Entre Exu e Gustavo: o álbum mais corajoso (e contraditório) de Djonga

O oitavo álbum de Djonga é, antes de tudo, um convite à escuta profunda. São doze faixas que costuram dor, superação, amor e ancestralidade em um ciclo emocional que não mascara a vulnerabilidade, pelo contrário, a celebra.

Desde a capa, o disco já se mostra íntimo: lágrimas douradas escorrem de um rosto que não é só o do artista, mas o de um homem comum, ferido e vitorioso. É a imagem de quem transformou sofrimento em discurso, de quem sabe que o sucesso também sangra. O ouro não cobre as cicatrizes; ele as acentua.

O projeto é talvez o mais pessoal e contraditório de sua discografia até aqui e por isso mesmo, o mais potente. Ele se apresenta menos como o rapper invencível e mais como o humano Gustavo. A figura mítica de “menino que queria ser Deus” agora convive com a fome de Exu, uma fome insaciável de vida, de presença, de sentido e o artista não esconde que também se assusta com essa intensidade.

Do ponto de vista lírico, Djonga mantém sua verve afiada, mas escolhe também ceder espaço ao silêncio interno, à escuta, ao sentir. A crítica social continua urgente e necessária, mas agora compartilha espaço com a confissão e o questionamento pessoal. A força vem, dessa vez, do peito aberto e não apenas do punho cerrado.

“FOME”, a faixa de abertura, já deixa claro que esse é um álbum que caminha com os orixás. O disco carrega como nunca as referências às religiões afro-brasileiras: Ogum, Xangô, Iemanjá, Oxóssi, Exu, firmando a espiritualidade como uma base que sustenta e guia, mesmo nas incertezas. Essa base se entrelaça com a ancestralidade, costurando passado e presente com firmeza.

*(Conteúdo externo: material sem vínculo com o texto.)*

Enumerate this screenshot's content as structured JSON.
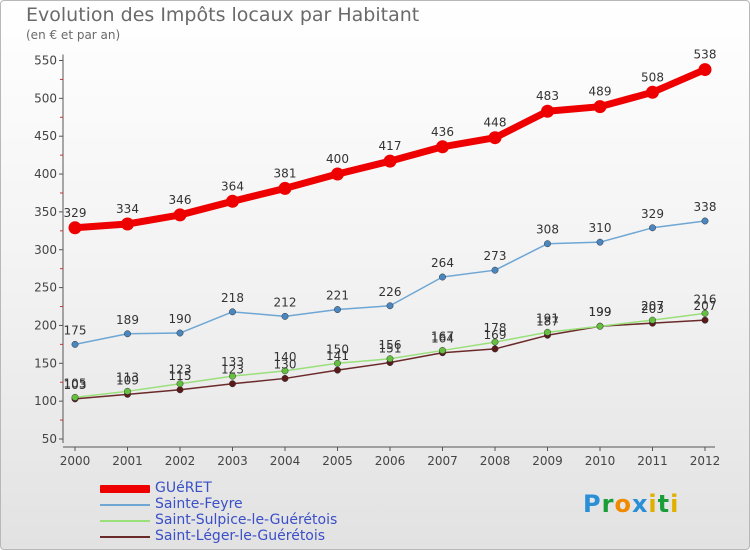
{
  "title": "Evolution des Impôts locaux par Habitant",
  "subtitle": "(en € et par an)",
  "chart_data": {
    "type": "line",
    "x": [
      "2000",
      "2001",
      "2002",
      "2003",
      "2004",
      "2005",
      "2006",
      "2007",
      "2008",
      "2009",
      "2010",
      "2011",
      "2012"
    ],
    "ylim": [
      50,
      550
    ],
    "yticks": [
      "50",
      "100",
      "150",
      "200",
      "250",
      "300",
      "350",
      "400",
      "450",
      "500",
      "550"
    ],
    "grid": false,
    "legend_position": "bottom-left",
    "series": [
      {
        "name": "GUéRET",
        "color": "#ee0000",
        "values": [
          329,
          334,
          346,
          364,
          381,
          400,
          417,
          436,
          448,
          483,
          489,
          508,
          538
        ]
      },
      {
        "name": "Sainte-Feyre",
        "color": "#6ea6d4",
        "values": [
          175,
          189,
          190,
          218,
          212,
          221,
          226,
          264,
          273,
          308,
          310,
          329,
          338
        ]
      },
      {
        "name": "Saint-Sulpice-le-Guérétois",
        "color": "#99e07a",
        "values": [
          105,
          113,
          123,
          133,
          140,
          150,
          156,
          167,
          178,
          191,
          199,
          207,
          216
        ]
      },
      {
        "name": "Saint-Léger-le-Guérétois",
        "color": "#6b2a2a",
        "values": [
          103,
          109,
          115,
          123,
          130,
          141,
          151,
          164,
          169,
          187,
          199,
          203,
          207
        ]
      }
    ]
  },
  "logo": {
    "letters": [
      "P",
      "r",
      "o",
      "x",
      "i",
      "t",
      "i"
    ],
    "colors": [
      "#2a8fd6",
      "#1a9e3a",
      "#f08a00",
      "#2a8fd6",
      "#e0b000",
      "#1a9e3a",
      "#e0b000"
    ]
  }
}
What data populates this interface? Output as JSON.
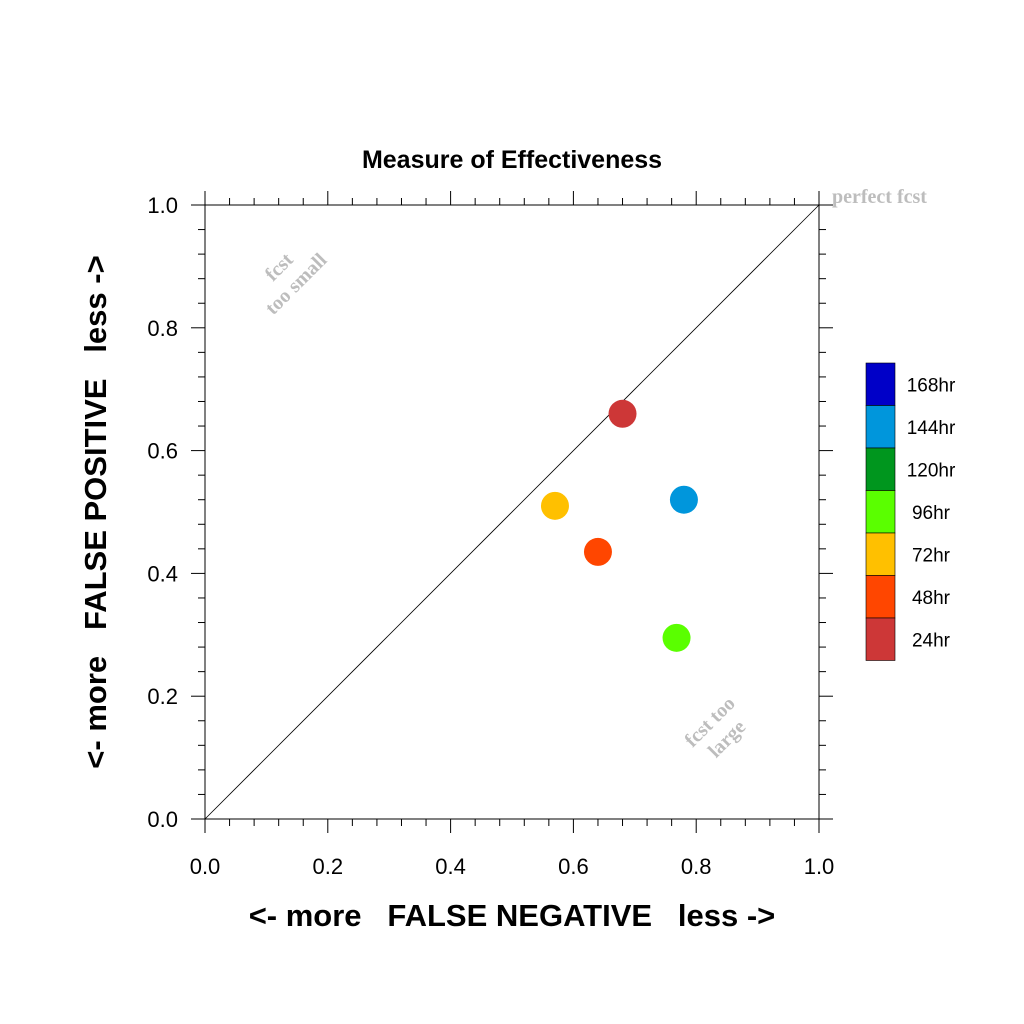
{
  "chart_data": {
    "type": "scatter",
    "title": "Measure of Effectiveness",
    "xlabel": "<- more   FALSE NEGATIVE   less ->",
    "ylabel": "<- more   FALSE POSITIVE   less ->",
    "xlim": [
      0,
      1
    ],
    "ylim": [
      0,
      1
    ],
    "xticks": [
      "0.0",
      "0.2",
      "0.4",
      "0.6",
      "0.8",
      "1.0"
    ],
    "yticks": [
      "0.0",
      "0.2",
      "0.4",
      "0.6",
      "0.8",
      "1.0"
    ],
    "grid": false,
    "diagonal": [
      [
        0,
        0
      ],
      [
        1,
        1
      ]
    ],
    "annotations": {
      "perfect": "perfect fcst",
      "small_1": "fcst",
      "small_2": "too small",
      "large_1": "fcst too",
      "large_2": "large"
    },
    "legend": {
      "placement": "right",
      "entries": [
        {
          "label": "168hr",
          "color": "#0000c8"
        },
        {
          "label": "144hr",
          "color": "#0096dc"
        },
        {
          "label": "120hr",
          "color": "#00961e"
        },
        {
          "label": "96hr",
          "color": "#5aff00"
        },
        {
          "label": "72hr",
          "color": "#ffc000"
        },
        {
          "label": "48hr",
          "color": "#ff4600"
        },
        {
          "label": "24hr",
          "color": "#cd3737"
        }
      ]
    },
    "points": [
      {
        "label": "24hr",
        "x": 0.68,
        "y": 0.66,
        "color": "#cd3737"
      },
      {
        "label": "48hr",
        "x": 0.64,
        "y": 0.435,
        "color": "#ff4600"
      },
      {
        "label": "72hr",
        "x": 0.57,
        "y": 0.51,
        "color": "#ffc000"
      },
      {
        "label": "96hr",
        "x": 0.768,
        "y": 0.295,
        "color": "#5aff00"
      },
      {
        "label": "144hr",
        "x": 0.78,
        "y": 0.52,
        "color": "#0096dc"
      }
    ]
  }
}
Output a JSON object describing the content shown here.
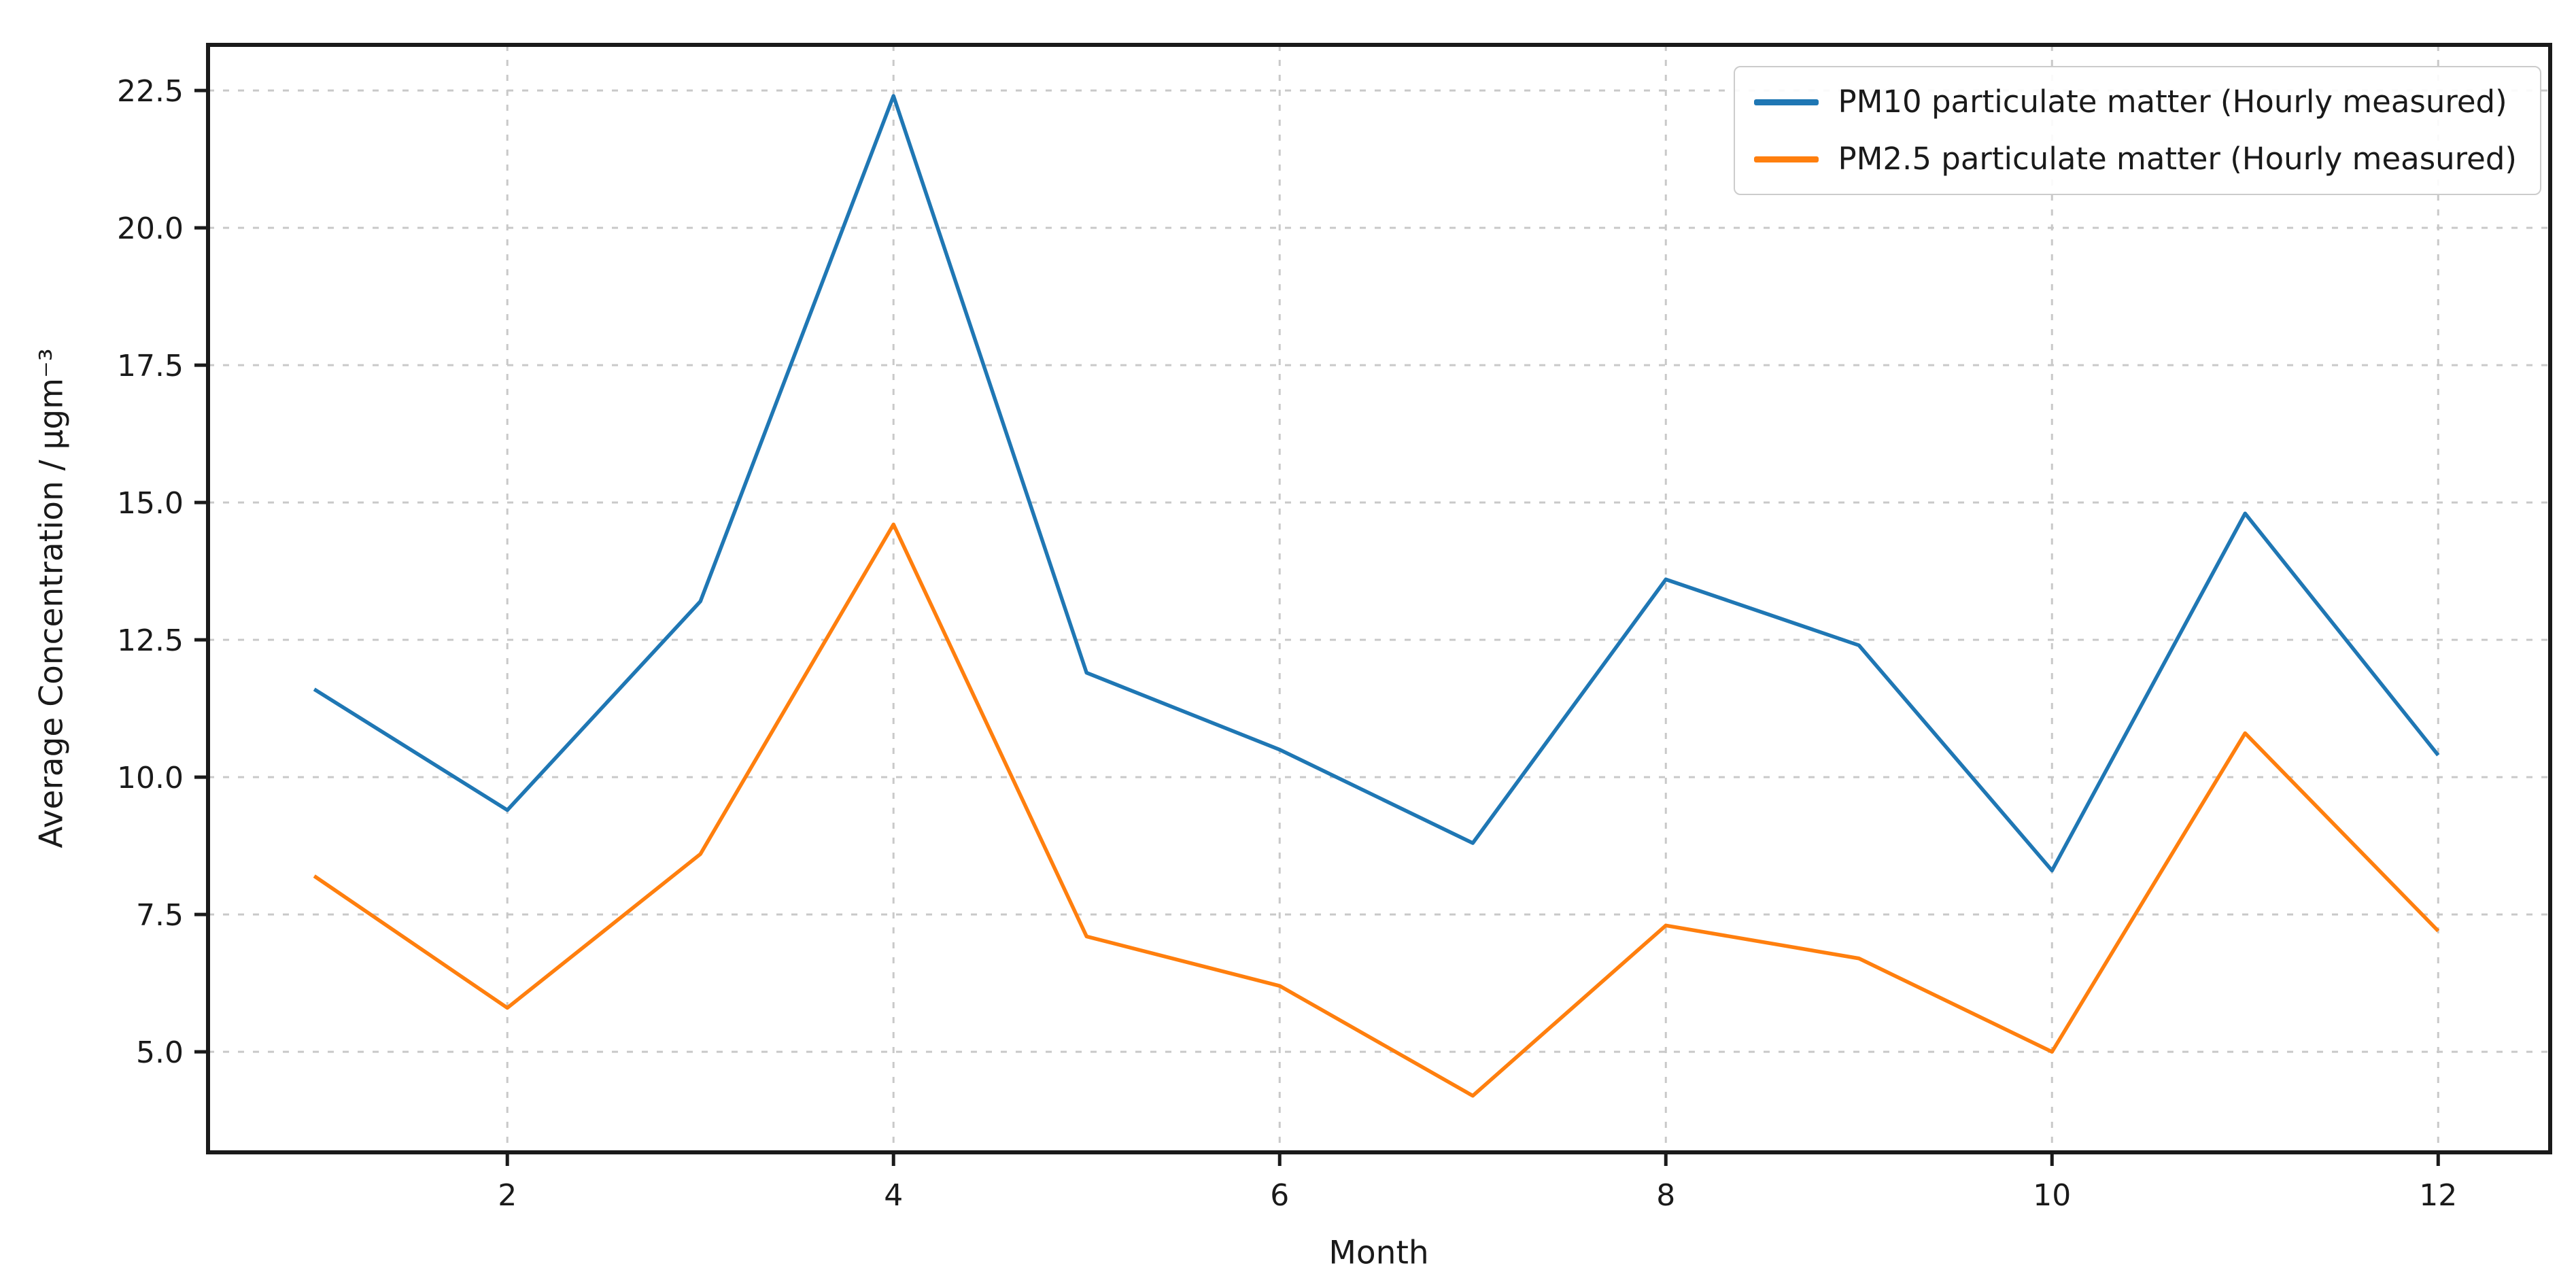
{
  "chart_data": {
    "type": "line",
    "title": "",
    "xlabel": "Month",
    "ylabel": "Average Concentration / µgm⁻³",
    "x": [
      1,
      2,
      3,
      4,
      5,
      6,
      7,
      8,
      9,
      10,
      11,
      12
    ],
    "series": [
      {
        "name": "PM10 particulate matter (Hourly measured)",
        "color": "#1f77b4",
        "values": [
          11.6,
          9.4,
          13.2,
          22.4,
          11.9,
          10.5,
          8.8,
          13.6,
          12.4,
          8.3,
          14.8,
          10.4
        ]
      },
      {
        "name": "PM2.5 particulate matter (Hourly measured)",
        "color": "#ff7f0e",
        "values": [
          8.2,
          5.8,
          8.6,
          14.6,
          7.1,
          6.2,
          4.2,
          7.3,
          6.7,
          5.0,
          10.8,
          7.2
        ]
      }
    ],
    "xticks": [
      "2",
      "4",
      "6",
      "8",
      "10",
      "12"
    ],
    "yticks": [
      "5.0",
      "7.5",
      "10.0",
      "12.5",
      "15.0",
      "17.5",
      "20.0",
      "22.5"
    ],
    "xlim": [
      0.45,
      12.58
    ],
    "ylim": [
      3.17,
      23.33
    ],
    "grid": true,
    "grid_color": "#c9c9c9",
    "axis_color": "#1a1a1a",
    "legend_position": "upper right"
  }
}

O álbum também se destaca pela curadoria nas participações especiais. Milton Nascimento, em “Demoro a Dormir”, evoca o peso da história e o sonho interrompido. Samuel Rosa, em “Te Espero Lá”, empresta seu lirismo pop-mineiro para uma faixa que mistura melancolia e esperança. A sutileza etérea de Dora Morelenbaum, em “Ainda”, encerra o disco como um sussurro de perdão e transcendência.

Djonga também abre espaço para novas vozes promissoras, como RT Mallone, em “Ponto de Vista”, revelando seu compromisso com o presente e o futuro do rap nacional. Os já consagrados Coyote Beatz e Rapaz do Dread, parceiros de longa data, assinam a produção que reafirma Djonga como uma das vozes mais inventivas da música brasileira. A sonoridade transita com fluidez entre o clássico boom bap, batidas contemporâneas e elementos que flertam com o samba, o trap e até a MPB. É coeso sem ser repetitivo o que revela maturidade de produção.

Talvez o maior mérito deste disco seja a sua contradição consciente. Djonga expõe suas hipocrisias, seu desejo de dominar o mundo e a necessidade de cuidar do seu. É grandioso sem ser arrogante. É íntimo sem ser frágil. É um disco de transição não entre gêneros, mas entre fases de um homem que não quer mais apenas vencer, mas entender o que significa ter vencido.

Se Djonga sempre foi espelho para muitos, agora também se permite ser janela: nos convida a enxergar o mundo dele, mas também a ver o nosso com mais empatia e complexidade.